A collaborative approach
To make meaningful change towards closing the Indigenous health gap, a truly collaborative approach with Aboriginal and Torres Strait Islander communities is essential.
In recognition of this, Medibank’s engagement with the Wadeye community has evolved into a health planning tri-partnership with the local community and the Menzies School of Health Research.
This means a deliberate move away from traditional, project-based support, towards the principles of co-design and co-creation, with the intention of putting the community at the heart of decision making from the earliest stage.
Taking into account the social determinants of health such as housing, infrastructure, education and employment, the shared goal of this collaborative approach is to explore how Medibank might support a co-designed plan that orientates services towards priorities set by the community.
The process is deliberately measured and requires listening and patience by all parties. It respects the value of the knowledge the community brings to the table and concentrates on getting things right.
It is early days, but Medibank’s commitment to this new way of working means the process of learning and demonstrating a genuinely co-designed approach is as valuable as specific outcomes.
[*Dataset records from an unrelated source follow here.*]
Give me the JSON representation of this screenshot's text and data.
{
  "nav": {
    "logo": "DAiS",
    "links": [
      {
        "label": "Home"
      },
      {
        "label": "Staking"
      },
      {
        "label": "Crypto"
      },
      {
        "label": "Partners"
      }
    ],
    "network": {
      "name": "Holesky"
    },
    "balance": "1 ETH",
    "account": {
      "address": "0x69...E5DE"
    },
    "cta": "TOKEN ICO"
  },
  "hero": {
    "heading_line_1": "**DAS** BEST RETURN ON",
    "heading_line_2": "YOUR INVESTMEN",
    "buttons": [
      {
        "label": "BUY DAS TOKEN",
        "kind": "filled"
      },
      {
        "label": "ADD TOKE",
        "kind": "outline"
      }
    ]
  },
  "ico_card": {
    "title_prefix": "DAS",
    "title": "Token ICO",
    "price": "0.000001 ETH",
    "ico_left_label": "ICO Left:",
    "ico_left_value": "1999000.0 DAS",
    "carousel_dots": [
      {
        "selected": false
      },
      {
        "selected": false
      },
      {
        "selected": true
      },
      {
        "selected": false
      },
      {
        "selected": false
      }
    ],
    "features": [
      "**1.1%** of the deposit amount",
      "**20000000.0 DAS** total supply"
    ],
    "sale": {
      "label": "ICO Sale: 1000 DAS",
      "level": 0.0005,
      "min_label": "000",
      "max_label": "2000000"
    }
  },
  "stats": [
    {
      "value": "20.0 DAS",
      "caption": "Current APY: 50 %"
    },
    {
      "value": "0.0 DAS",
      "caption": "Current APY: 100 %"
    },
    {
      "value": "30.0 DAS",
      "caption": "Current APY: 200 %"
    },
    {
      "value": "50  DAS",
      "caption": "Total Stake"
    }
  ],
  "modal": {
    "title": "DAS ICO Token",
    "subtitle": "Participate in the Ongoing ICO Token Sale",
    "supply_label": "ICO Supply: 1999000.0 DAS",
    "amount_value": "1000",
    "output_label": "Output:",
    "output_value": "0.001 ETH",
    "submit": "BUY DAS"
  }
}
Taking the time to build strong relationships with community and stakeholders now will get us all closer to sustainable reconciliation outcomes in the longer term.
“Trust and engagement are integral to successful outcomes,” Andrew says. “In planning community investment strategies for the future, our commitment is to take the time to listen, understand and work alongside Aboriginal Community Controlled Health Organisations and other community-led organisations, to maximise their impact and support them in the great work they do.”